LAOS (DAK CHEUNG)

Genetics: Laos landrace ganja
Region:
Dak Cheung district
Sourcing:
Private donor
Latitude:
15° N
Regional harvest:
From late November through February
Flowering:  18-20 weeks in natural outdoor environment
Height:
exceeding 3 metres in natural outdoor environment
Yield: high
Effects: Long lasting, potent, euphoric, energizing, psychedelic
Aroma:
Sanguinaria (Sanguinaria Canadensis)
Taste: woody and citric
Phenos: 4
Grow type:
Outdoors, Greenhouse, Indoors (requires skill and experience)

 

Beautiful stylized sativa plant with great vigour, resistant to fungal pests and humidity.
The cycle is long like for most Thai lines both in their vegetative  and in their flowering stage, this is  something that characterizes these genetic lines. They  take their  time to create several  ” floors of branches ” in their vegetative stage which goes from 16 to 20 weeks of growing  in which they form a beautiful conical structure, spiky, very fine and stylized with wide internodal spaces of 4, 6, 8 and 10 cm in their main stems and branches;
Their foliage has an olive green colour, mostly three leaflets.
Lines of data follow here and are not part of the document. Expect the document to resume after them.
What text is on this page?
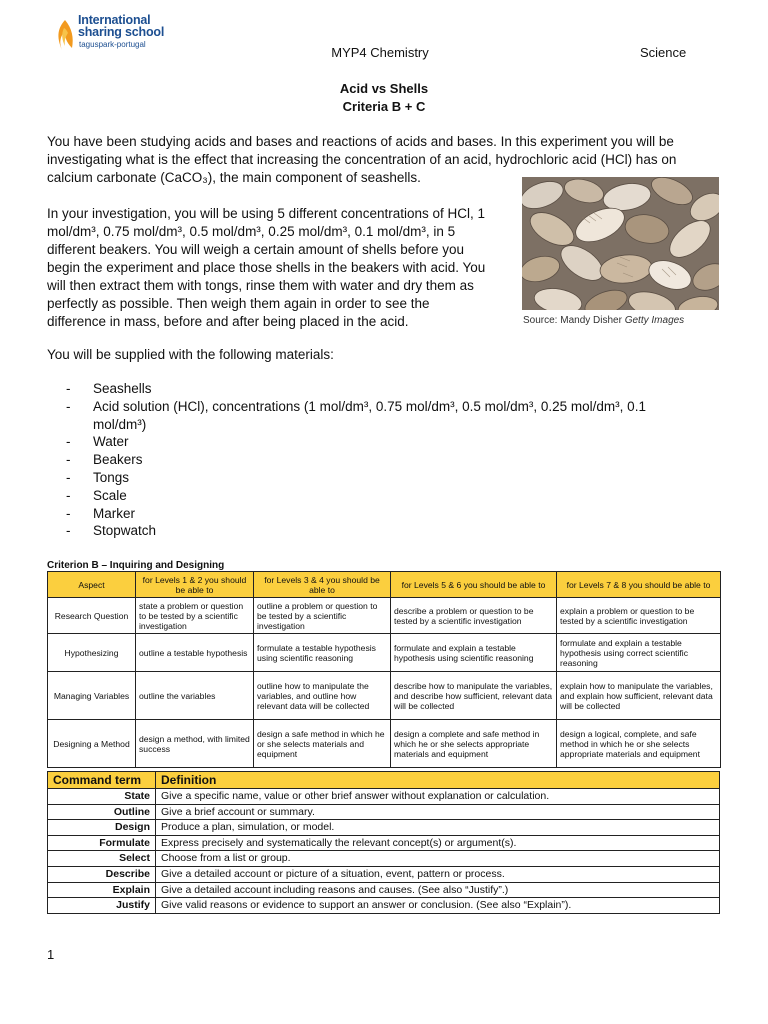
International
sharing school
taguspark-portugal
MYP4 Chemistry	Science
Acid vs Shells
Criteria B + C
You have been studying acids and bases and reactions of acids and bases. In this experiment you will be
investigating what is the effect that increasing the concentration of an acid, hydrochloric acid (HCl) has on
calcium carbonate (CaCO₃), the main component of seashells.
In your investigation, you will be using 5 different concentrations of HCl, 1
mol/dm³, 0.75 mol/dm³, 0.5 mol/dm³, 0.25 mol/dm³, 0.1 mol/dm³, in 5
different beakers. You will weigh a certain amount of shells before you
begin the experiment and place those shells in the beakers with acid. You
will then extract them with tongs, rinse them with water and dry them as
perfectly as possible. Then weigh them again in order to see the
difference in mass, before and after being placed in the acid.	Source: Mandy Disher Getty Images
You will be supplied with the following materials:
- Seashells
- Acid solution (HCl), concentrations (1 mol/dm³, 0.75 mol/dm³, 0.5 mol/dm³, 0.25 mol/dm³, 0.1 mol/dm³)
- Water
- Beakers
- Tongs
- Scale
- Marker
- Stopwatch
Criterion B – Inquiring and Designing
Aspect	for Levels 1 & 2 you should be able to	for Levels 3 & 4 you should be able to	for Levels 5 & 6 you should be able to	for Levels 7 & 8 you should be able to
Research Question	state a problem or question to be tested by a scientific investigation	outline a problem or question to be tested by a scientific investigation	describe a problem or question to be tested by a scientific investigation	explain a problem or question to be tested by a scientific investigation
Hypothesizing	outline a testable hypothesis	formulate a testable hypothesis using scientific reasoning	formulate and explain a testable hypothesis using scientific reasoning	formulate and explain a testable hypothesis using correct scientific reasoning
Managing Variables	outline the variables	outline how to manipulate the variables, and outline how relevant data will be collected	describe how to manipulate the variables, and describe how sufficient, relevant data will be collected	explain how to manipulate the variables, and explain how sufficient, relevant data will be collected
Designing a Method	design a method, with limited success	design a safe method in which he or she selects materials and equipment	design a complete and safe method in which he or she selects appropriate materials and equipment	design a logical, complete, and safe method in which he or she selects appropriate materials and equipment
Command term	Definition
State	Give a specific name, value or other brief answer without explanation or calculation.
Outline	Give a brief account or summary.
Design	Produce a plan, simulation, or model.
Formulate	Express precisely and systematically the relevant concept(s) or argument(s).
Select	Choose from a list or group.
Describe	Give a detailed account or picture of a situation, event, pattern or process.
Explain	Give a detailed account including reasons and causes. (See also “Justify”.)
Justify	Give valid reasons or evidence to support an answer or conclusion. (See also “Explain”).
1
The oldest leaves have 5 and 7 leaflets, they are very long and fine. Its branches, stems and leaves when rubbed emanate an almost disgusting sweet aroma.

The Flowering stage goes between  a minimum of 16 to 20 weeks. Its  floral structure is spiky and wheat-shaped, very airy, it forms a large and a very impressive main flower striking irregular buds of medium-sized and very resinous calyxes, wheat spike shape. The aroma of these buds is mainly like the one emanating from the Sanguinaria plant (Sanguinaria canadensis). There is no better example to compare it to the aroma of this sweet plant. It still keeps a soft citrus sweet background.

It has a very euphoric effect, long lasting and psychoactive, very good to enjoy a day of walking with your family and your friends without feeling any heaviness. You will feel highly energized in a natural way. It displays a more “wild” appearance compared to the other line from Laos (Champasak).